A Complete Guide to Encumbrance Certificate Checks

An Encumbrance Certificate (EC) is the single most important document for tracing transactions, sales, and registered charges on a property. Understanding how to pull, read, and analyze an EC protects you from committing capital to disputed or mortgaged land.

1. What is an Encumbrance Certificate (EC)?

An EC is a legal document issued by the Sub-Registrar's Office (SRO) indicating whether a property is free from registered legal encumbrances (mortgages, court attachments, or sales). In Telangana and Andhra Pradesh, an EC is pulling using online portals (like IGRS) or by submitting manual applications at SRO counters.

2. Difference Between Form 15 and Form 16 EC

Understanding which EC Form you receive is critical. A Form 15 EC records all registered transactions (sales, gifts, partitions, mortgages, leases) for the requested period. A Form 16 EC is issued only when no transactions have been registered for that period, serving as a certificate of nil encumbrance.

3. How to Conduct a Multi-Year Transaction Search

Lenders and title auditors require a multi-year search going back at least 31 years. Tracing the title chain across three decades confirms that all transfers were registered correctly, and that no family partition or release deeds were omitted.
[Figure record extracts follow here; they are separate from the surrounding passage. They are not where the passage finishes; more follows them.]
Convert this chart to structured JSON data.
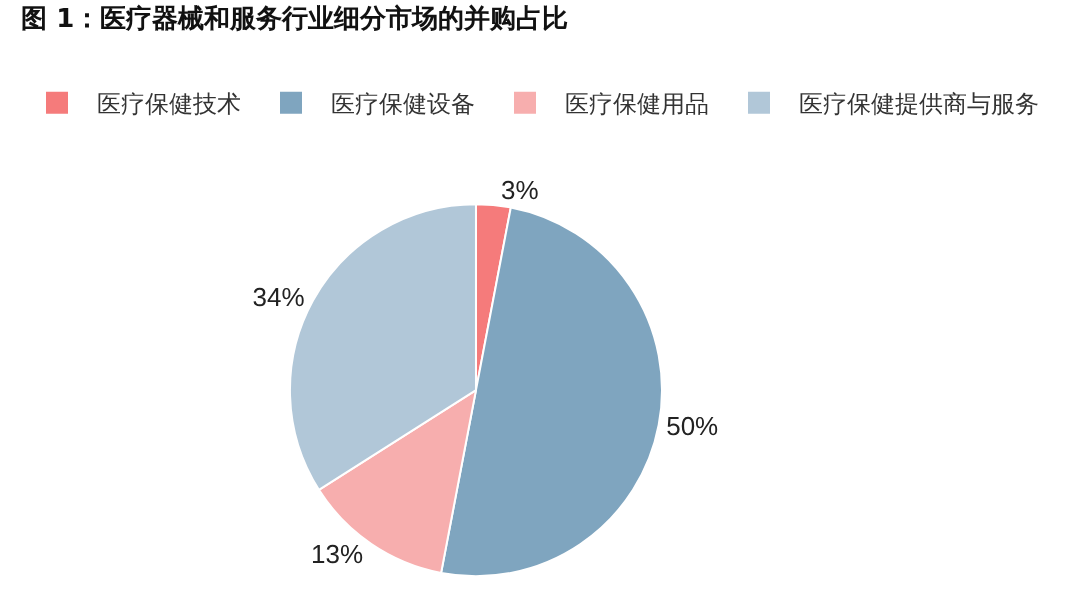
{
  "chart_data": {
    "type": "pie",
    "title": "图 1：医疗器械和服务行业细分市场的并购占比",
    "categories": [
      "医疗保健技术",
      "医疗保健设备",
      "医疗保健用品",
      "医疗保健提供商与服务"
    ],
    "values": [
      3,
      50,
      13,
      34
    ],
    "value_labels": [
      "3%",
      "50%",
      "13%",
      "34%"
    ],
    "colors": [
      "#f57b7b",
      "#7fa5bf",
      "#f7aeae",
      "#b1c7d8"
    ],
    "legend": "top"
  }
}
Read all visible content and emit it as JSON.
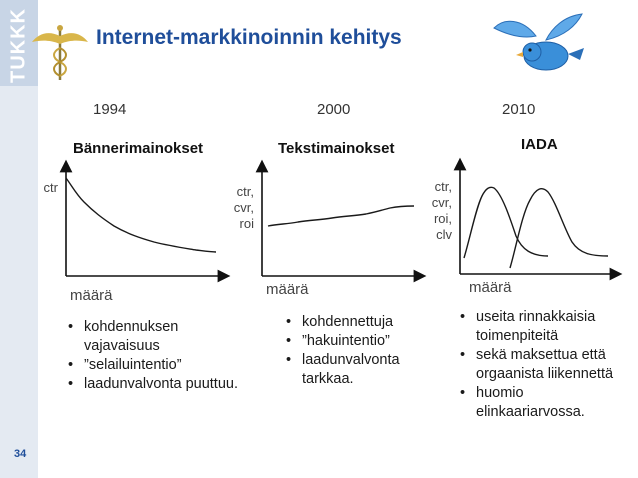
{
  "logo": {
    "text": "TUKKK"
  },
  "slide": {
    "title": "Internet-markkinoinnin kehitys",
    "page_number": "34"
  },
  "columns": [
    {
      "year": "1994",
      "heading": "Bännerimainokset",
      "y_axis_lines": [
        "ctr"
      ],
      "x_axis_label": "määrä",
      "bullets": [
        "kohdennuksen vajavaisuus",
        "”selailuintentio”",
        "laadunvalvonta puuttuu."
      ]
    },
    {
      "year": "2000",
      "heading": "Tekstimainokset",
      "y_axis_lines": [
        "ctr,",
        "cvr,",
        "roi"
      ],
      "x_axis_label": "määrä",
      "bullets": [
        "kohdennettuja",
        "”hakuintentio”",
        "laadunvalvonta tarkkaa."
      ]
    },
    {
      "year": "2010",
      "heading": "IADA",
      "y_axis_lines": [
        "ctr,",
        "cvr,",
        "roi,",
        "clv"
      ],
      "x_axis_label": "määrä",
      "bullets": [
        "useita rinnakkaisia toimenpiteitä",
        "sekä maksettua että orgaanista liikennettä",
        "huomio elinkaariarvossa."
      ]
    }
  ],
  "colors": {
    "title": "#1f4e9a",
    "logo_strip": "#e4eaf2",
    "bird": "#3a8fd9",
    "axis": "#111111",
    "curve": "#1a1a1a"
  },
  "icons": [
    "caduceus-icon",
    "bluebird-icon"
  ]
}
A short transaction search can hide older unresolved mortgages.

4. Red Flags to Look For in Transaction Logs

When reviewing a Form 15 EC log sheet, look out for these risk indicators:

  • Multiple rapid transfers of ownership in a short period.
  • Mortgages registered to private lenders that lack official discharge deeds.
  • Gifts or sales executed by GPA (General Power of Attorney) without verifying SRO validity.
  • Court attachment notifications or legal dispute listings.
An EC is a transaction mirror. If a transfer or bank mortgage is executed, it must be recorded in the SRO database.

5. Integrating EC Checks Into Your Due Diligence

Do not rely solely on online EC downloads. Always obtain certified physical copies from SRO counters, and double check that the survey number, boundary descriptions, and document numbers match the physical sale deed details exactly.